Because we at Grace Church hold to the Dispensational view, I will present my contrasts to Replacement Theology from that perspective. There are many Bible teachers and denominations that hold to the Replacement viewpoint, and I do not mean to do them a disservice. However, I cannot speak from their perspective—I just can’t see it.
Is Dispensational Theology Biblical?
A dispensation can be defined as a stage in the progressive revelation of God constituting a distinctive stewardship or rule of life. [Notice that it is the revelation of/about God that is progressive—not just time] Although the concept of a dispensation and an age in the Bible is not exactly the same, it is obvious that each age has its dispensation.
“Ages” are often mentioned in the Bible (Eph.2:7; 3:1–12; Heb.1:1–2).
Eph 3:1–12 For this cause, I, Paul, am the prisoner of Jesus Christ for you nations, 2) if you have heard of the dispensation of the grace of God which is given to me toward you, 3) that by revelation He made known to me the mystery (as I wrote before in few words, 4) by which, when you read, you may understand my knowledge in the mystery of Christ) 5) which in other ages was not made known to the sons of men, as it is now revealed to His holy apostles and prophets by the Spirit, 6) that the nations should be fellow heirs, and of the same body, and partaker of His promise in Christ through the gospel. 7) Of this gospel I was made a minister, according to the gift of the grace of God given to me by the effectual working of His power. 8) This grace is given to me (who am less than the least of all saints) to preach the gospel of the unsearchable riches of Christ among the nations, 9) and to bring to light what is the [dispensation] of the mystery which from eternity has been hidden in God, who created all things by Jesus Christ; 10) so that now to the rulers and powers in the heavenlies might be known by the church the manifold wisdom of God, 11) according to the eternal purpose which He purposed in Christ Jesus our Lord; 12) in whom we have boldness and access with confidence through His faith.
Paul makes mention in this section of the “dispensation / stewardship” of the Grace of God—mystery of the Church—that Gentiles would be fellow-heirs with the Jews in One Body—the Church.

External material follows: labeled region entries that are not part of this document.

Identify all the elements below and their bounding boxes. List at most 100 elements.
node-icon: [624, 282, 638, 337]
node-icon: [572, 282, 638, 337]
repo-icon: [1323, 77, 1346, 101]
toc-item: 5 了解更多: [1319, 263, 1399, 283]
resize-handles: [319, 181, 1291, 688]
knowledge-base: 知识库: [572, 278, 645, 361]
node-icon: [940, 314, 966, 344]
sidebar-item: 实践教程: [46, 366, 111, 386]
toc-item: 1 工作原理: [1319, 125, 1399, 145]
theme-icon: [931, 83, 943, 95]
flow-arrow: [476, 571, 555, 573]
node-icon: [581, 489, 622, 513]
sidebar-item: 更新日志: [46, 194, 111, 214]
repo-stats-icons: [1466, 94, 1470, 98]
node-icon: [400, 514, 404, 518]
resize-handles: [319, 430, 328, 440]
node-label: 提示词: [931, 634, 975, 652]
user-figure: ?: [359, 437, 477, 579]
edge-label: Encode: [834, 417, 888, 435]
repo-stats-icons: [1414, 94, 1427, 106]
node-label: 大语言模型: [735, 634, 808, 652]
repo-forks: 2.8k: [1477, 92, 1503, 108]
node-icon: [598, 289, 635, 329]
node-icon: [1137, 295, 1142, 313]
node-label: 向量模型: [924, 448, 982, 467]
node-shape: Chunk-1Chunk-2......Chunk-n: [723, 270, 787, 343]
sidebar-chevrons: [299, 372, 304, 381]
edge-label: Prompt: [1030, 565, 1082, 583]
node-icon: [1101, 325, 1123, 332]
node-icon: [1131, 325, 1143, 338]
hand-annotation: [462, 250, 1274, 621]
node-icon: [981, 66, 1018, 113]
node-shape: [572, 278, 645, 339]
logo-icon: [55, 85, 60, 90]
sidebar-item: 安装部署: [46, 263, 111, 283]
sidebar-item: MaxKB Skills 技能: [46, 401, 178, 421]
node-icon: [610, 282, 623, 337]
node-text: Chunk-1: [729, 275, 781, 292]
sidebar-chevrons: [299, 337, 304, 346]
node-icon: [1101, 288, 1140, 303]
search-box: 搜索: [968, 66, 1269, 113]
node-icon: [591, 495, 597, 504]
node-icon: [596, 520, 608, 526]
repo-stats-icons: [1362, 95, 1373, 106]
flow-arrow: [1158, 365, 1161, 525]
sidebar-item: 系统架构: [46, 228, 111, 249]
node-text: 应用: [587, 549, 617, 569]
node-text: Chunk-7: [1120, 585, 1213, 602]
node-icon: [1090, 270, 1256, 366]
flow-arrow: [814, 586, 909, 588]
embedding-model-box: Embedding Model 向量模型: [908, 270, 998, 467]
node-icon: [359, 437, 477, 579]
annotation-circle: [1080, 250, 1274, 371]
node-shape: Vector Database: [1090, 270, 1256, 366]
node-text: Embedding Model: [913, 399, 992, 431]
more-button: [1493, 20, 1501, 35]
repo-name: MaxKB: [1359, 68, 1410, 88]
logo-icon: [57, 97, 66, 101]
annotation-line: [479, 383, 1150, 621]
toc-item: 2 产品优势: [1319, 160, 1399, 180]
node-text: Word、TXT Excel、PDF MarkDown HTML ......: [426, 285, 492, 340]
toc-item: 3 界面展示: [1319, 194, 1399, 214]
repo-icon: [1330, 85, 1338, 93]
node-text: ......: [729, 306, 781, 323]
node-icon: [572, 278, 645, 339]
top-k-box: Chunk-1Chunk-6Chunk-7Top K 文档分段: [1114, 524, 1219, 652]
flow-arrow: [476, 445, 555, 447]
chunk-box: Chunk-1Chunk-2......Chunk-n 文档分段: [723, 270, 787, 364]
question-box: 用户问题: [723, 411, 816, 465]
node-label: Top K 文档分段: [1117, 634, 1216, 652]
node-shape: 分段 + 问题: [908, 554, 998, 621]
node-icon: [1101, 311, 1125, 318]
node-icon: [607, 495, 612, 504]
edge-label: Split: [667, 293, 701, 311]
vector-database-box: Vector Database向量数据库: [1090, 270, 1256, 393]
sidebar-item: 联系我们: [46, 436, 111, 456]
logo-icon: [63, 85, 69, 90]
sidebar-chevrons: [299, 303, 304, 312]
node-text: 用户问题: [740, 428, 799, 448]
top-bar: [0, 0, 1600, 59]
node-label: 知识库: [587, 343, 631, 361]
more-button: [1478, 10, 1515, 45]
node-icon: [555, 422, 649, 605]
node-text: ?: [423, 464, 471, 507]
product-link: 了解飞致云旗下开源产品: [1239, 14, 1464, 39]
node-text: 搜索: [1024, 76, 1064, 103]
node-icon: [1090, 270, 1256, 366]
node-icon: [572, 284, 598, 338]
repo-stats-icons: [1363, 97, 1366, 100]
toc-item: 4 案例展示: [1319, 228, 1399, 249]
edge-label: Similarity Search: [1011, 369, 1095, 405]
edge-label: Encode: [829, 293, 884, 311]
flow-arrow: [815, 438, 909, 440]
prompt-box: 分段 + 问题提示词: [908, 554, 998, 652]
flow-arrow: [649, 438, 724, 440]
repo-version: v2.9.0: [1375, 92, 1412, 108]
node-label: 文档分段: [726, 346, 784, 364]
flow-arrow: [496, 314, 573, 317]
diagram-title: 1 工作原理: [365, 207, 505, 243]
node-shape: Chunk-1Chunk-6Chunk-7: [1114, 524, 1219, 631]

This was “hidden” in time past while God dealt with mankind in another manner, but it was His intention throughout all time to bring this to light. NOW is that time!
Heb 1:1–2 God, who at many times and in many ways spoke in time past to the fathers by the prophets, 2) has in these last days spoken to us by His Son, whom He has appointed heir of all things, by whom also He made the worlds…
“Ages” are also clearly distinguished, one from the other, in the Bible (Jn 1:17; cf. Matt 5:21-22; 2Cor 3:11; Heb 7:11-12).
This distinction is from God. As the true “author” of Scripture, God has defined certain periods of time by the manner in which He chose to deal with mankind, and by the revelation that was made known to them.